AT THE VERY hour when modern humanity arrived at the pinnacle of triumph—a global marketplace promising riches for all—the skies have been darkened by the terrible specters of ecological crisis and social disruption. This realization dawns just as the urban age has been declared: More than half of humanity now lives in cities.
Surely these occurrences—the urban age and the overlapping crises of our time—are connected. Indeed, any reconciliation with the Earth will doubtless involve a “great resettlement” of our species, through which we, homo urbanis, endeavor to reconcile our urbanity with planetary limits—the epoch of the great suburban dispensation.
Our work defines this challenge by focusing on the suburbs: the sprawling, low-density urban landscape that surrounds large cities, especially in the “new world” of North America, Australia, and New Zealand.
Suburbia is typically inhabited by high-impact and aspiring consumers, who are both creatures and creators of the growth economy. Every aspect of the modern suburban existence is dependent on fossil fuels, but what fossil fuels giveth, fossil fuels threaten to taketh away.
Rather than seeing suburbia as a consumerist wasteland, we see it as having a latent capacity to become something new. Of course, the suburbs will not be knocked down to be built again in a “green” way. Instead, the task is to resettle or reinhabit the suburbs from the grassroots up, according to a new vision of progress.
The new vision we propose is that of “degrowth,” which refers to a bold process of planned contraction of overgrown economies. Given that the global economy is in gross ecological overshoot while billions still live in destitution, it follows that justice and sustainability require degrowth in the richest nations. This may not seem likely—and it isn’t—but we argue degrowth is the most coherent paradigm for resolving the crises of our times.

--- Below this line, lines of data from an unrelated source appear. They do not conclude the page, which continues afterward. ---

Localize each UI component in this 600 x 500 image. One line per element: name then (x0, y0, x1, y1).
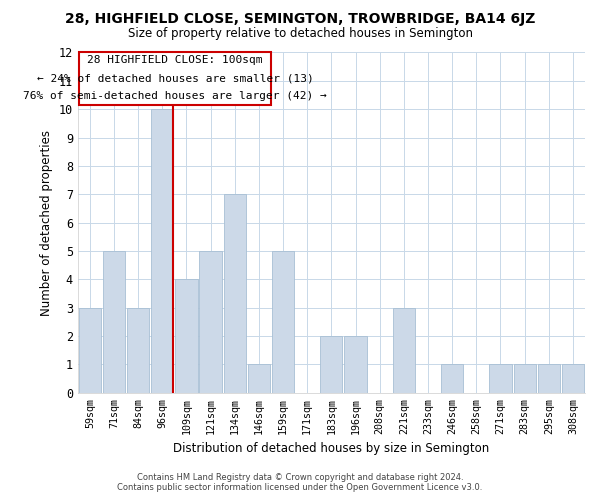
X-axis label: Distribution of detached houses by size in Semington: Distribution of detached houses by size … (173, 442, 490, 455)
FancyBboxPatch shape (79, 52, 271, 105)
Text: 28, HIGHFIELD CLOSE, SEMINGTON, TROWBRIDGE, BA14 6JZ: 28, HIGHFIELD CLOSE, SEMINGTON, TROWBRID… (65, 12, 535, 26)
Bar (127, 308, 149, 393)
Bar (224, 194, 246, 393)
Bar (79, 308, 101, 393)
Text: ← 24% of detached houses are smaller (13): ← 24% of detached houses are smaller (13… (37, 73, 313, 83)
Bar (514, 364, 536, 393)
Text: 76% of semi-detached houses are larger (42) →: 76% of semi-detached houses are larger (… (23, 92, 327, 102)
Bar (490, 364, 512, 393)
Bar (393, 308, 415, 393)
Text: 28 HIGHFIELD CLOSE: 100sqm: 28 HIGHFIELD CLOSE: 100sqm (87, 56, 263, 66)
Y-axis label: Number of detached properties: Number of detached properties (40, 130, 53, 316)
Bar (248, 364, 270, 393)
Bar (199, 251, 222, 393)
Text: Contains HM Land Registry data © Crown copyright and database right 2024.
Contai: Contains HM Land Registry data © Crown c… (118, 473, 482, 492)
Text: Size of property relative to detached houses in Semington: Size of property relative to detached ho… (128, 28, 473, 40)
Bar (441, 364, 463, 393)
Bar (151, 109, 173, 393)
Bar (344, 336, 367, 393)
Bar (272, 251, 294, 393)
Bar (538, 364, 560, 393)
Bar (562, 364, 584, 393)
Bar (103, 251, 125, 393)
Bar (175, 280, 197, 393)
Bar (320, 336, 343, 393)
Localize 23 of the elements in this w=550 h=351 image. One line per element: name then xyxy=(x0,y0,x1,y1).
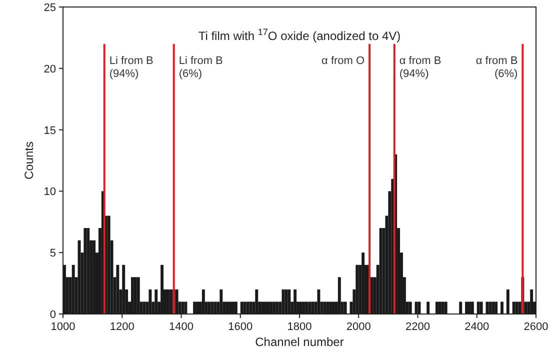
x-tick-label: 1000 xyxy=(50,321,76,333)
x-tick-label: 1600 xyxy=(228,321,253,333)
x-tick-label: 2400 xyxy=(464,321,490,333)
ref-line-label: α from B (94%) xyxy=(399,54,442,80)
ref-line-label: α from O xyxy=(322,54,366,67)
y-tick-label: 10 xyxy=(44,186,56,198)
y-tick-label: 0 xyxy=(50,309,56,321)
x-tick-label: 1200 xyxy=(110,321,134,333)
y-tick-label: 5 xyxy=(50,248,56,260)
x-tick-label: 2600 xyxy=(524,321,548,333)
x-tick-label: 1800 xyxy=(287,321,312,333)
y-axis-title: Counts xyxy=(22,141,36,180)
x-tick-label: 2000 xyxy=(346,321,371,333)
y-tick-label: 25 xyxy=(44,2,56,14)
text: Ti film with $^{17}$O oxide (anodized to 4V) xyxy=(198,27,401,43)
y-tick-label: 15 xyxy=(44,124,56,137)
y-tick-label: 20 xyxy=(44,63,56,76)
ref-line-label: α from B (6%) xyxy=(476,54,518,80)
x-tick-label: 2200 xyxy=(406,321,430,333)
x-axis-title: Channel number xyxy=(255,335,344,349)
x-tick-label: 1400 xyxy=(169,321,194,333)
ref-line-label: Li from B (94%) xyxy=(109,54,154,80)
ref-line-label: Li from B (6%) xyxy=(178,54,223,80)
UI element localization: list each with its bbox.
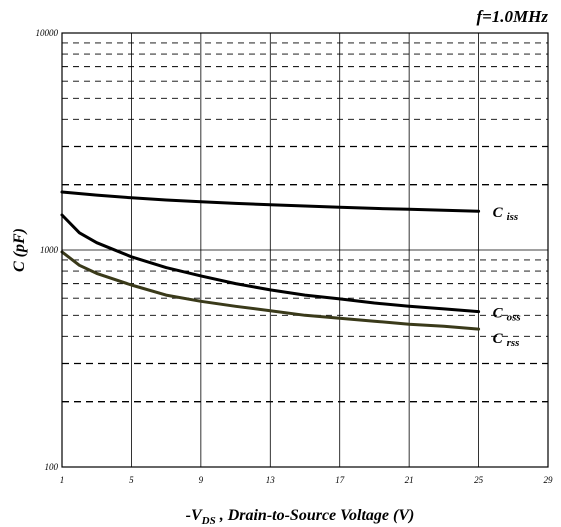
- grid: [61, 33, 549, 467]
- x-tick-label: 5: [129, 475, 134, 485]
- series-line-ciss: [60, 190, 481, 213]
- series-layer: [60, 190, 481, 331]
- x-tick-label: 1: [60, 475, 65, 485]
- x-axis-title-rest: , Drain-to-Source Voltage (V): [216, 507, 415, 524]
- x-tick-label: 21: [405, 475, 414, 485]
- x-tick-labels: 1 5 9 13 17 21 25 29: [60, 475, 553, 485]
- x-tick-label: 9: [199, 475, 204, 485]
- x-axis-title: -VDS , Drain-to-Source Voltage (V): [186, 507, 415, 527]
- y-tick-label: 1000: [40, 245, 59, 255]
- y-axis-title: C (pF): [11, 228, 28, 272]
- series-line-crss: [60, 250, 481, 331]
- x-tick-label: 17: [335, 475, 345, 485]
- y-tick-label: 10000: [36, 28, 59, 38]
- series-line-coss: [60, 213, 481, 314]
- plot-frame: [61, 32, 549, 468]
- x-tick-label: 13: [266, 475, 276, 485]
- x-tick-label: 25: [474, 475, 484, 485]
- x-axis-title-subscript: DS: [201, 515, 216, 527]
- x-tick-label: 29: [544, 475, 554, 485]
- frequency-annotation: f=1.0MHz: [476, 7, 548, 26]
- y-tick-labels: 100 1000 10000: [36, 28, 59, 472]
- x-axis-title-prefix: -V: [186, 507, 203, 524]
- y-tick-label: 100: [45, 462, 59, 472]
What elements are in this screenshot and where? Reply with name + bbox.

Fortunately, when approached creatively, the low-density suburban landscape shows itself to be a more promising place to start a transformative retrofit than the high-density urban areas. While governments do little or nothing to respond positively to social and environmental issues, suburbanites could be growing food, turning their houses into places of local production, sharing their resources with neighbors, and developing the skills and values of self-sufficiency and frugality.
Eventually we will need governments to get on board, but our theory of change is that there will never be radical state action for a degrowth society until there is a culture of sufficiency that demands it.
Today we see a diverse range of movements working toward a new urbanity. These include local food initiatives—from local farmers markets and community gardens—and larger urban agriculture projects. It includes the participants and organizers of emerging sharing economies, as well as the growing pool of climate activists, divestment organizers, permaculture groups, transition towns, and progressive labor unions. In Australia, there is the small but vocal “save our suburbs” network, in which we see the seeds of more progressive and resilient city planning. And it includes the energy-frugal households quietly moving toward solar, one by one undermining the fossil fuel industry, as well as the artists, musicians, storytellers, and filmmakers that are redefining and telling new stories of prosperity.
Theologian Paul Tillich called suburban Christianity “one of the greatest dangers for Protestantism.” What would it take to turn that danger into an opportunity to creatively build new communities for climate resilience? We hold up urban social movements as a key driver for suburban renewal. We hope faith-based communities in the suburbs engage with degrowth practices and make them their own—and create a new, more humane and compassionate world within the shell of the old.